In Charing Cross Road, in the heart of London stands Foyles. It’s London’s largest bookstore. I love reading and buy far too many books. So why haven’t I been in there for years?
The answer is , quite simply, the way the shop conducted its business.
After selecting the books I wanted to buy, I had to go through Foyles’ amazingly inefficient process for paying for them. First I had to queue at one counter where an assistant wrote out a ticket for each book I wanted to buy.
Next, with tickets in hand, I would have to line up to pay at a wooden cash booth. Cash or guaranteed cheques only. No credit cards.
Then once I had had the ‘honour’ of handing my hard-earned money over to Foyles, I was required to join the queue for the original counter. I would finally be given my books.
This stupid system wasn’t helped by the sneering attitude of the staff. They seemed to thoroughly enjoy waiting for American tourists to stand for ages in the queues and then tell them that Foyles did not accept credit cards.
After witnessing one such incident, I finally decided that Foyles did not deserve my custom. That decision has probably cost Foyles thousands of pounds in revenue from just me over the years.
Foyles’ crazy system meant that although it couldn’t afford credit card processing fees, it could afford to employ two people to do the job more slowly than one person!
I wasn’t prepared to waste my time with their stupidity.
At this point, the comments section will no doubt fill with comments telling me that the old lady who ran Foyles has died and that her descendants who took over have revamped the business model ( and moved the store a few doors down the road).
But the point is that Foyles’ past business model has created such a Pavlovian response in me that I just don’t go in there – or the new branches on the South Bank and St Pancras International Station.
And I don’t need to.
Its massive range of books is far larger than Foyles. I can read reviews and read pages within the books. What’s more, its Kindle e-reader means that I can download books in seconds and don’t have to buy shelves to store them. Brilliant!
The lesson is that customers will move from where they receive a consistently bad experience to those businesses where they receive a good experience and feel valued.
Are there any parts of your business model that are driving customers away from your business?

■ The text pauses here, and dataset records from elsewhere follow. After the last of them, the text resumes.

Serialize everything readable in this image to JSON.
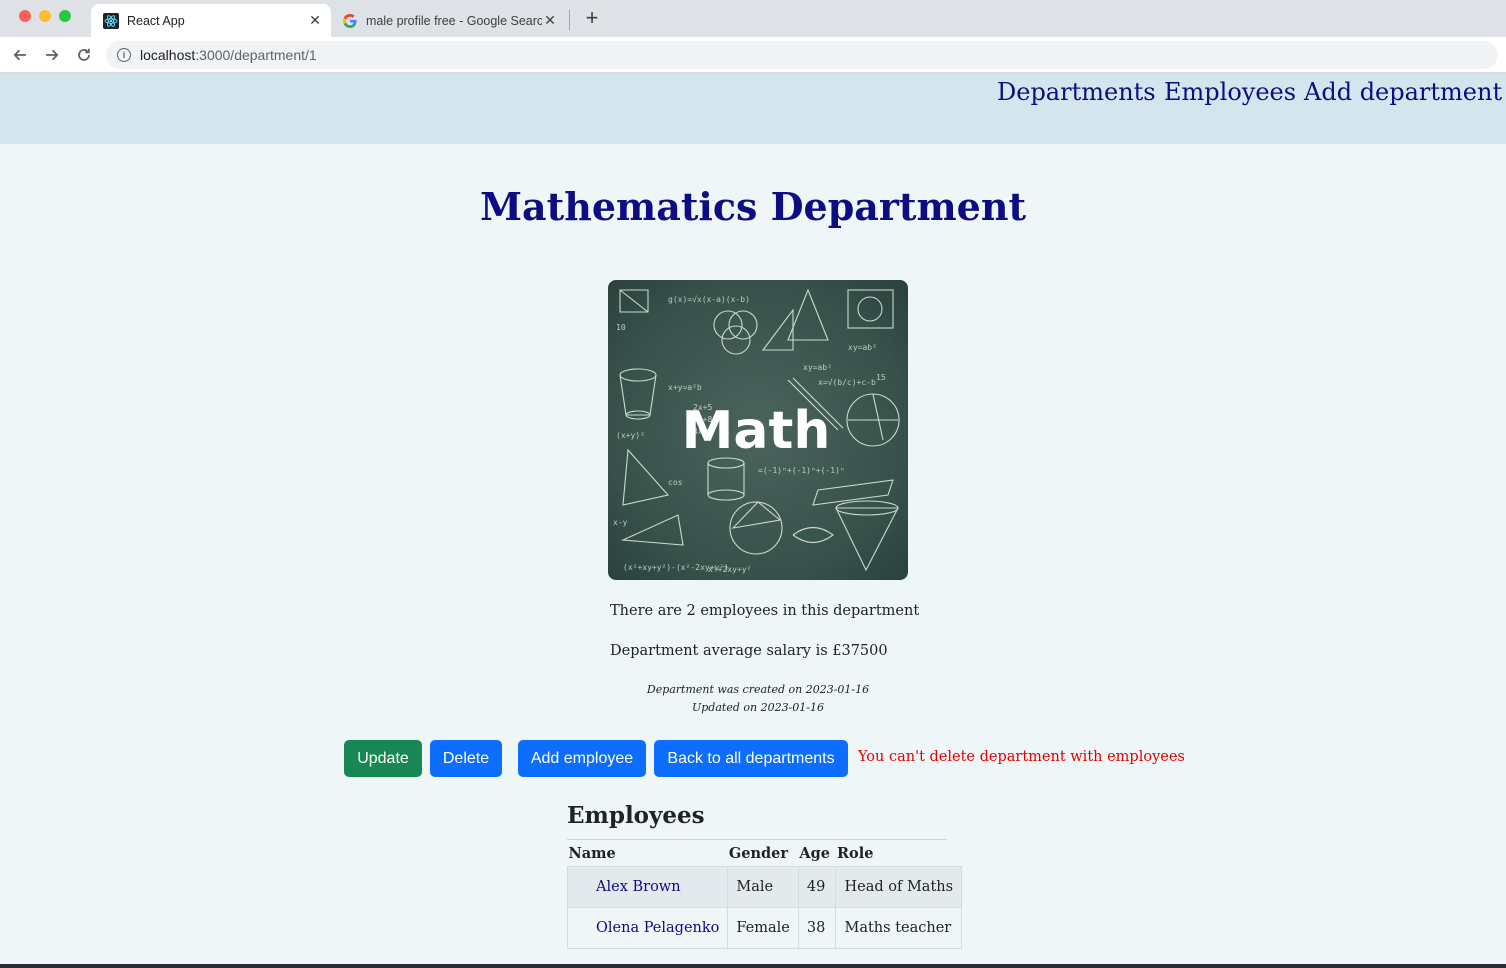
{
  "browser": {
    "tabs": [
      {
        "title": "React App",
        "active": true,
        "favicon": "react-icon"
      },
      {
        "title": "male profile free - Google Search",
        "active": false,
        "favicon": "google-icon"
      }
    ],
    "url_host": "localhost",
    "url_path": ":3000/department/1"
  },
  "nav": {
    "departments": "Departments",
    "employees": "Employees",
    "add_department": "Add department"
  },
  "department": {
    "title": "Mathematics Department",
    "image_text": "Math",
    "employee_count_text": "There are 2 employees in this department",
    "avg_salary_text": "Department average salary is £37500",
    "created_text": "Department was created on 2023-01-16",
    "updated_text": "Updated on 2023-01-16"
  },
  "actions": {
    "update": "Update",
    "delete": "Delete",
    "add_employee": "Add employee",
    "back": "Back to all departments",
    "error": "You can't delete department with employees"
  },
  "employees": {
    "heading": "Employees",
    "columns": [
      "Name",
      "Gender",
      "Age",
      "Role"
    ],
    "rows": [
      {
        "name": "Alex Brown",
        "gender": "Male",
        "age": "49",
        "role": "Head of Maths"
      },
      {
        "name": "Olena Pelagenko",
        "gender": "Female",
        "age": "38",
        "role": "Maths teacher"
      }
    ]
  },
  "colors": {
    "nav_bg": "#d5e5ee",
    "page_bg": "#eef6f8",
    "link": "#0d0d82",
    "update_button": "#198754",
    "primary_button": "#0d6efd",
    "error": "#e60000"
  }
}
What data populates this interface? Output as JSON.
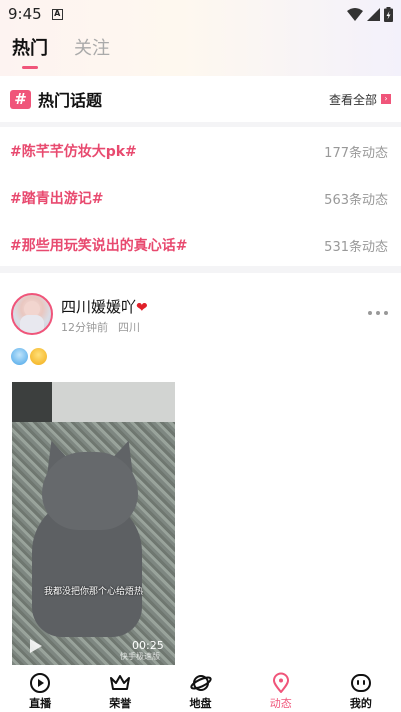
{
  "status_bar": {
    "time": "9:45",
    "notification_icon": "A"
  },
  "tabs": [
    {
      "label": "热门",
      "active": true
    },
    {
      "label": "关注",
      "active": false
    }
  ],
  "topics": {
    "title": "热门话题",
    "see_all": "查看全部",
    "items": [
      {
        "name": "#陈芊芊仿妆大pk#",
        "count": "177条动态"
      },
      {
        "name": "#踏青出游记#",
        "count": "563条动态"
      },
      {
        "name": "#那些用玩笑说出的真心话#",
        "count": "531条动态"
      }
    ]
  },
  "post": {
    "user_name": "四川媛媛吖",
    "time_ago": "12分钟前",
    "location": "四川",
    "video": {
      "subtitle": "我都没把你那个心给焐热",
      "duration": "00:25",
      "watermark": "快手极速版"
    }
  },
  "bottom_nav": [
    {
      "label": "直播",
      "icon": "live-icon",
      "active": false
    },
    {
      "label": "荣誉",
      "icon": "crown-icon",
      "active": false
    },
    {
      "label": "地盘",
      "icon": "planet-icon",
      "active": false
    },
    {
      "label": "动态",
      "icon": "location-pin-icon",
      "active": true
    },
    {
      "label": "我的",
      "icon": "profile-face-icon",
      "active": false
    }
  ],
  "colors": {
    "accent": "#f0557a",
    "topic_text": "#e84a6f"
  }
}
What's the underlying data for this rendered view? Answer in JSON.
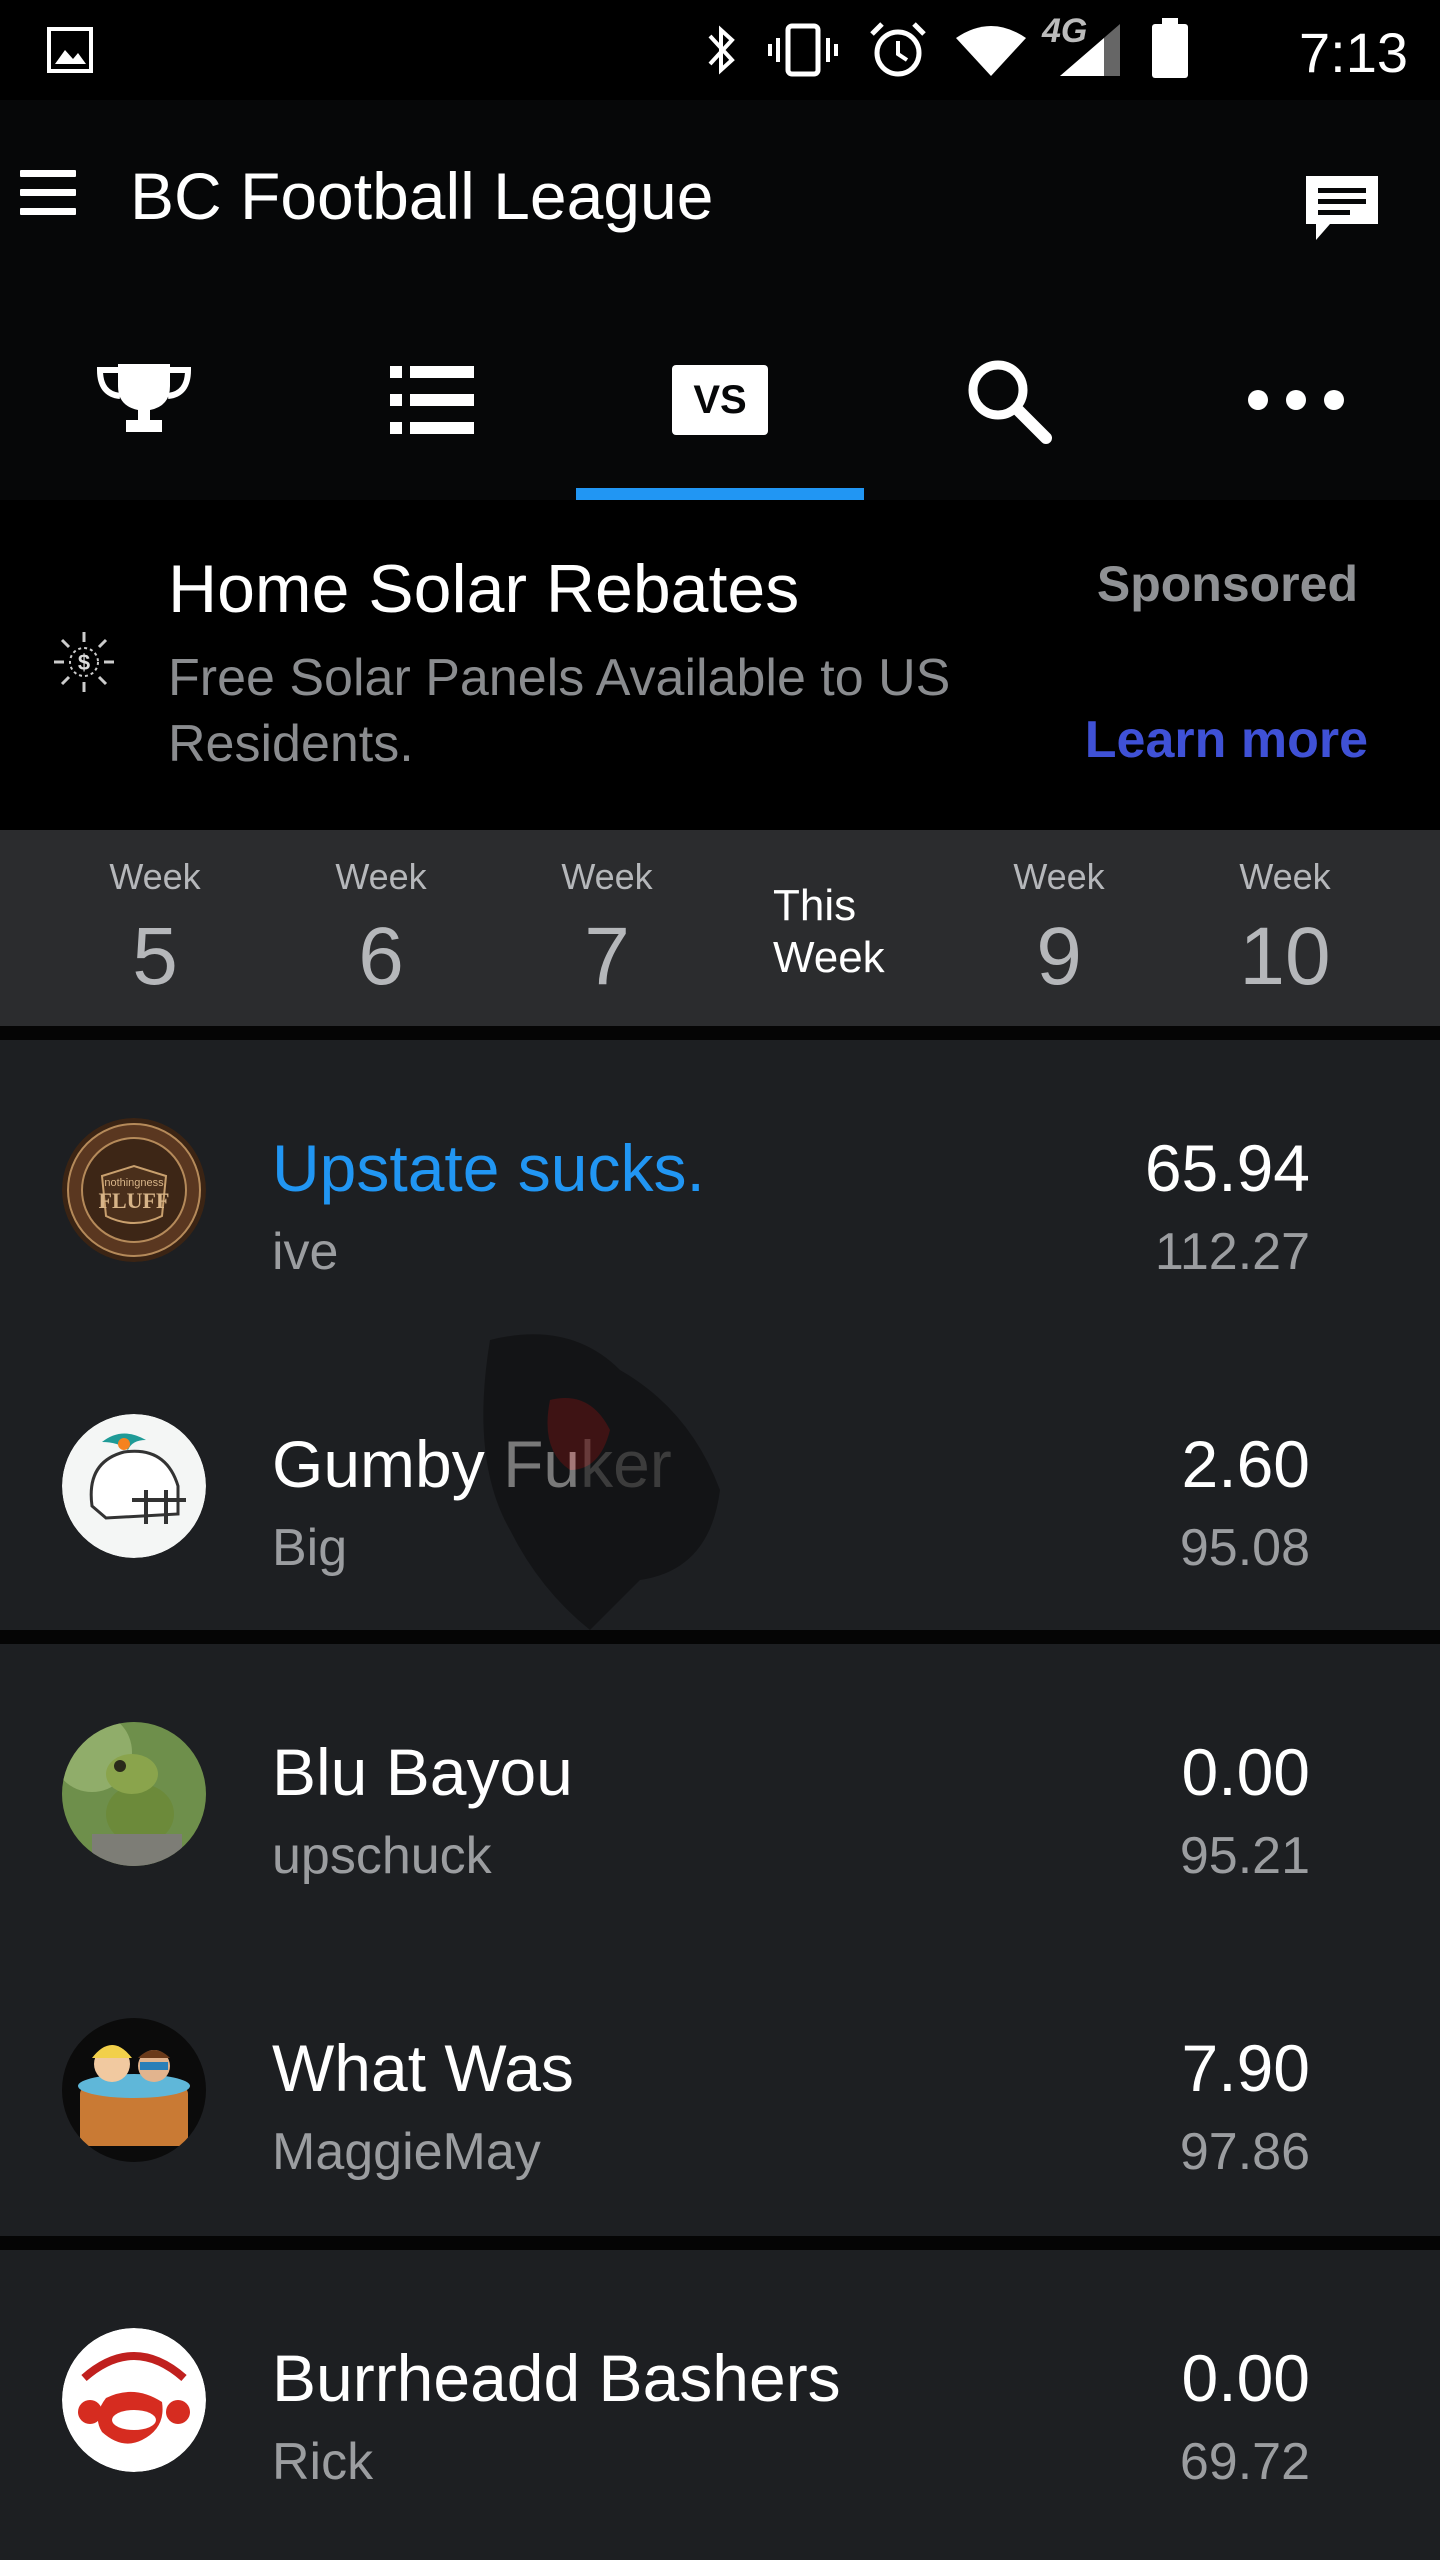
{
  "status_bar": {
    "time": "7:13",
    "network": "4G",
    "icons": [
      "gallery-icon",
      "bluetooth-icon",
      "vibrate-icon",
      "alarm-icon",
      "wifi-icon",
      "signal-icon",
      "battery-icon"
    ]
  },
  "app_bar": {
    "title": "BC Football League"
  },
  "tabs": [
    {
      "icon": "trophy-icon"
    },
    {
      "icon": "list-icon"
    },
    {
      "icon": "vs-icon",
      "label": "VS",
      "selected": true
    },
    {
      "icon": "search-icon"
    },
    {
      "icon": "more-icon"
    }
  ],
  "ad": {
    "title": "Home Solar Rebates",
    "description": "Free Solar Panels Available to US Residents.",
    "sponsored": "Sponsored",
    "cta": "Learn more"
  },
  "weeks": [
    {
      "label": "Week",
      "number": "5"
    },
    {
      "label": "Week",
      "number": "6"
    },
    {
      "label": "Week",
      "number": "7"
    },
    {
      "label": "This Week",
      "current": true
    },
    {
      "label": "Week",
      "number": "9"
    },
    {
      "label": "Week",
      "number": "10"
    }
  ],
  "matchups": [
    {
      "team": "Upstate sucks.",
      "owner": "ive",
      "score": "65.94",
      "projected": "112.27",
      "highlight": true,
      "avatar": "fluff-logo"
    },
    {
      "team": "Gumby Fu",
      "team_rest": "ker",
      "owner": "Big",
      "score": "2.60",
      "projected": "95.08",
      "avatar": "dolphins-helmet"
    },
    {
      "team": "Blu Bayou",
      "owner": "upschuck",
      "score": "0.00",
      "projected": "95.21",
      "avatar": "frog-photo"
    },
    {
      "team": "What Was",
      "owner": "MaggieMay",
      "score": "7.90",
      "projected": "97.86",
      "avatar": "hot-tub-cartoon"
    },
    {
      "team": "Burrheadd Bashers",
      "owner": "Rick",
      "score": "0.00",
      "projected": "69.72",
      "avatar": "crawfish-logo"
    }
  ],
  "colors": {
    "accent": "#2196f3",
    "ad_link": "#3f51d6",
    "background": "#1d1f22"
  }
}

A common problem that dissuades customers from buying is the design of some online shopping carts. When I’m ording an product, I want to know what the full price I’m going to pay is, including postage and packing. Usually the website puts me on notice that there could be delivery charges by telling that there’s free delivery if I spend over a certain amount.
Sometimes there’s a link to the delivery charges. But what stops me dead in my tracks is if I have to fill in my personal and credit card details and before I the website will tell me what the delivery charges are. There’s an online bike shop that didn’t get my custom yesterday because it did this.
Don’t turn away customers from your small business without knowing it!